Sole traders struggle to access finance compared to their limited company counterparts, a major new study has revealed.
The finding forms part of the Federation of Small Businesses’ (FSB) quarterly Small Business Index (SBI).
According to the report, just seven per cent of self-employed respondents applied for credit in the third quarter of 2019, compared to 13 per cent across the general business population.
Worryingly, just six in 10 (59 per cent) applications for finance were approved among sole traders, compared to seven in 10 (70 per cent) across the general business population.
Worse yet, almost two thirds (65 per cent) of successful self-employed finance applications were offered an unaffordable borrowing rate of six per cent or more. Comparatively, under half (49 per cent) of the entire business community combined were offered a six per cent or more borrowing rate.
Commenting on the figures, the FSB said sole traders are continuing to “struggle disproportionately” when it comes to accessing external finance, and this is having a significant impact on growth and profitability.

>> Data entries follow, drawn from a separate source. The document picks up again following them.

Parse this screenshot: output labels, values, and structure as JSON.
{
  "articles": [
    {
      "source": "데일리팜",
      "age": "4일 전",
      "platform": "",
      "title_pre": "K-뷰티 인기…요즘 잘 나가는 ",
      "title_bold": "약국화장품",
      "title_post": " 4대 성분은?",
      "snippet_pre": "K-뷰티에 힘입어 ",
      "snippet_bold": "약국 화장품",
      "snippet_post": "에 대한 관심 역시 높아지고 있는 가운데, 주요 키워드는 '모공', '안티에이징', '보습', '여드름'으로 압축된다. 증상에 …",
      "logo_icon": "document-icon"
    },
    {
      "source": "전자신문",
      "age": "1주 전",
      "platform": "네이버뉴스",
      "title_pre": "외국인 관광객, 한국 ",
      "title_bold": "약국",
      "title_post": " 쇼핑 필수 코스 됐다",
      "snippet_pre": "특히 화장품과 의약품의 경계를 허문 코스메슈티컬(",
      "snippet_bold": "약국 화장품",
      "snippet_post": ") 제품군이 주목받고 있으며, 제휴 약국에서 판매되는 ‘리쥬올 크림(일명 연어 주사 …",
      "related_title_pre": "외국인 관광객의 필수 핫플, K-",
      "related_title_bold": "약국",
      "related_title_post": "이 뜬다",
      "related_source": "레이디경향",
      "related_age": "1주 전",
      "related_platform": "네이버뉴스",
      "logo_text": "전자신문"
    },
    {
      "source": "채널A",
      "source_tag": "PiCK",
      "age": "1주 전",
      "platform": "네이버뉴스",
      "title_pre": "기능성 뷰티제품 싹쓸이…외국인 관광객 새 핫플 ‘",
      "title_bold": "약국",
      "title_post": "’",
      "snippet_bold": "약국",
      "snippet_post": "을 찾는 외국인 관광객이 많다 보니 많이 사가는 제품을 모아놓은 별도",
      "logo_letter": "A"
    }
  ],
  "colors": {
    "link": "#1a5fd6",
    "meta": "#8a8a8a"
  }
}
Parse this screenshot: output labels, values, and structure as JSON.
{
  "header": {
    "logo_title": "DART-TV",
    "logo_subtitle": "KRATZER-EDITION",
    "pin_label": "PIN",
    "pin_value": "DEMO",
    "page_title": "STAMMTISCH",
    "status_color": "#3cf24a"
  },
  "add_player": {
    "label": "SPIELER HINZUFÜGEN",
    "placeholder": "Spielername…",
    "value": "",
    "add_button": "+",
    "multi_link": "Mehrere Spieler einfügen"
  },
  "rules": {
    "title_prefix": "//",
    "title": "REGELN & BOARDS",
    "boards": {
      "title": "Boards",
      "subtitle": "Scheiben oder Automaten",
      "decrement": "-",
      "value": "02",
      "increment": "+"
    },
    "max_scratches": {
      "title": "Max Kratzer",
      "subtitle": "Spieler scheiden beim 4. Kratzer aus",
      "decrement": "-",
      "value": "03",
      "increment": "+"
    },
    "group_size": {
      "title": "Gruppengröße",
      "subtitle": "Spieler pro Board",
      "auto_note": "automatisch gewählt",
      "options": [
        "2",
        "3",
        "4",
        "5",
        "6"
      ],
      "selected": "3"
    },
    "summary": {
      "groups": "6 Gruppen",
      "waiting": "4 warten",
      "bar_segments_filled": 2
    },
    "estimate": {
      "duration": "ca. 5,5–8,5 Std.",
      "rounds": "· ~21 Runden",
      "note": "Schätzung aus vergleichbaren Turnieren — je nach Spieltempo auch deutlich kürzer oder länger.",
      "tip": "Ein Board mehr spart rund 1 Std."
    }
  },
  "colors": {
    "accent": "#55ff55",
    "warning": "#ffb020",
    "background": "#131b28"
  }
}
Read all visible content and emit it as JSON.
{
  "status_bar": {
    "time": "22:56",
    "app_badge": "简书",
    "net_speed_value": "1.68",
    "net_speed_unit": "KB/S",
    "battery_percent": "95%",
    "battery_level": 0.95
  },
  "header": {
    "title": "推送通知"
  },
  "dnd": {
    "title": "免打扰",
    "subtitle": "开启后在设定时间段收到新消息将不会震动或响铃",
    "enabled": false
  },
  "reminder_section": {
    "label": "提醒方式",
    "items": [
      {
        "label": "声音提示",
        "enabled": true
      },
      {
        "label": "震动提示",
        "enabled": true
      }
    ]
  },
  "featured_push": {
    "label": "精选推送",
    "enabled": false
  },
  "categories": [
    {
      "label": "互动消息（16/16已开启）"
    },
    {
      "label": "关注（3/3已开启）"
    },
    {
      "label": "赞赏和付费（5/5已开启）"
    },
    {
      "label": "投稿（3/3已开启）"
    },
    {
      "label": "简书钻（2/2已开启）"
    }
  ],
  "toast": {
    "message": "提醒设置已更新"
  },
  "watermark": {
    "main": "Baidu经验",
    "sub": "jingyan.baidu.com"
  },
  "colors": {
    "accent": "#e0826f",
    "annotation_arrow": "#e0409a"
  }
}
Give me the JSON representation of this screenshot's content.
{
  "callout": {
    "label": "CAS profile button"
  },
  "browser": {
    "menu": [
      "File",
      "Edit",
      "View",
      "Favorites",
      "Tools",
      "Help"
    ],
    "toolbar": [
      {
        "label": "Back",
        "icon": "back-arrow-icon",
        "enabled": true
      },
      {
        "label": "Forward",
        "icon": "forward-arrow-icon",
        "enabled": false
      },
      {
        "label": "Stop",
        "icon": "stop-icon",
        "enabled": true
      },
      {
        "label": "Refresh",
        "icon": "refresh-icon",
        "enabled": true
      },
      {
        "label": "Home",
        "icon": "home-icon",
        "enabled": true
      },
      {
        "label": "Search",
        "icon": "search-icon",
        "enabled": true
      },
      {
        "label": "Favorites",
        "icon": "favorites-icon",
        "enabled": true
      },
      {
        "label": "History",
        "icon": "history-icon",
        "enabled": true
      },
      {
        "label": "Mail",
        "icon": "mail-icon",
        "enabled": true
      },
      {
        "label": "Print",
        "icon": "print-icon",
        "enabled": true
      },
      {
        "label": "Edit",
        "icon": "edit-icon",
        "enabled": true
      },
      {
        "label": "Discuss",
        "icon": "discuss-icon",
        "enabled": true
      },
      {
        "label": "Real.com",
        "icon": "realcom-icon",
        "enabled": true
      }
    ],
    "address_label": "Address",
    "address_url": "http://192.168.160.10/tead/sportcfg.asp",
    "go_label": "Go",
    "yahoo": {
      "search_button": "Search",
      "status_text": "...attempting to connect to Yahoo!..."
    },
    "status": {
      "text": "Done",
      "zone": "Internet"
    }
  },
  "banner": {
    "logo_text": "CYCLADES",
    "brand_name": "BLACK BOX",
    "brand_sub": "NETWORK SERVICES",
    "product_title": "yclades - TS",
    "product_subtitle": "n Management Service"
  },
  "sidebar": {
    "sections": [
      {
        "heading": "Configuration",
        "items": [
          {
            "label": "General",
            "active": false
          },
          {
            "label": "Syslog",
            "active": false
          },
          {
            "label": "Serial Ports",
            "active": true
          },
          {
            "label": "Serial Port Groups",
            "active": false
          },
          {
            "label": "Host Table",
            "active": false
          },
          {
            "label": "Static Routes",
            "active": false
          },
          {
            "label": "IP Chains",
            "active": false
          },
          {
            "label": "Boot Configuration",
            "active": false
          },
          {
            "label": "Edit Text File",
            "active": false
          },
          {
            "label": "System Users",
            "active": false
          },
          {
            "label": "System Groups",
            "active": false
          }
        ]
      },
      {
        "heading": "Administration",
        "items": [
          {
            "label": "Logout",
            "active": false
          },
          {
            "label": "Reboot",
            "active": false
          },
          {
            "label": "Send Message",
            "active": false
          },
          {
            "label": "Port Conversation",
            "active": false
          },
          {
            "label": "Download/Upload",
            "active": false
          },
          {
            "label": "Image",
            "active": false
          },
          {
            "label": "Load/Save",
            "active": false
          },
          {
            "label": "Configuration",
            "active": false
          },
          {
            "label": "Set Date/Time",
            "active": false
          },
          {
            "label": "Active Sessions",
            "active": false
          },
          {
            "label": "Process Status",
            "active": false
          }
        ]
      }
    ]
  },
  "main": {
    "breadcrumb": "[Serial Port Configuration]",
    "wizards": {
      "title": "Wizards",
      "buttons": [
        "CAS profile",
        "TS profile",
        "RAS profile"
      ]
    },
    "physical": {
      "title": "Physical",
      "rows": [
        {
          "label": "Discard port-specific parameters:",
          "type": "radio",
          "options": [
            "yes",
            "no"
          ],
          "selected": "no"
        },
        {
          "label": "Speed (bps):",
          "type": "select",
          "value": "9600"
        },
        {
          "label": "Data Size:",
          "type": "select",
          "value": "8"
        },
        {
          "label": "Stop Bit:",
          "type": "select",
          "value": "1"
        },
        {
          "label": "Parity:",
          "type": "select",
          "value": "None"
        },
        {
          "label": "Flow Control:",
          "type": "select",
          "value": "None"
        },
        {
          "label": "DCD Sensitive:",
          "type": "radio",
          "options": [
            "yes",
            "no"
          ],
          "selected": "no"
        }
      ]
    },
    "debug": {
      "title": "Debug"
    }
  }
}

The SBI reveals that growth among self-employed workers has fallen into negative territory in the three months to September. Around 40 per cent of sole traders say revenue has fallen in Q3, compared to just 35 per cent who reported rising revenue.
The study comes before the introduction of off-payroll working rules for the private sector, which are expected to have a huge impact on the success of self-employed workers.
“Against such an uncertain backdrop, the self-employed certainly don’t need an IR35 rule change that makes hiring contractors less attractive. We’ve already heard noises from big corporates to indicate that – if this change does take effect in April as planned – they’ll pull the plug on sole traders,” said FSB National Chairman Mike Cherry.
“Common sense dictates that a delay to the April roll-out of these rules is now needed.”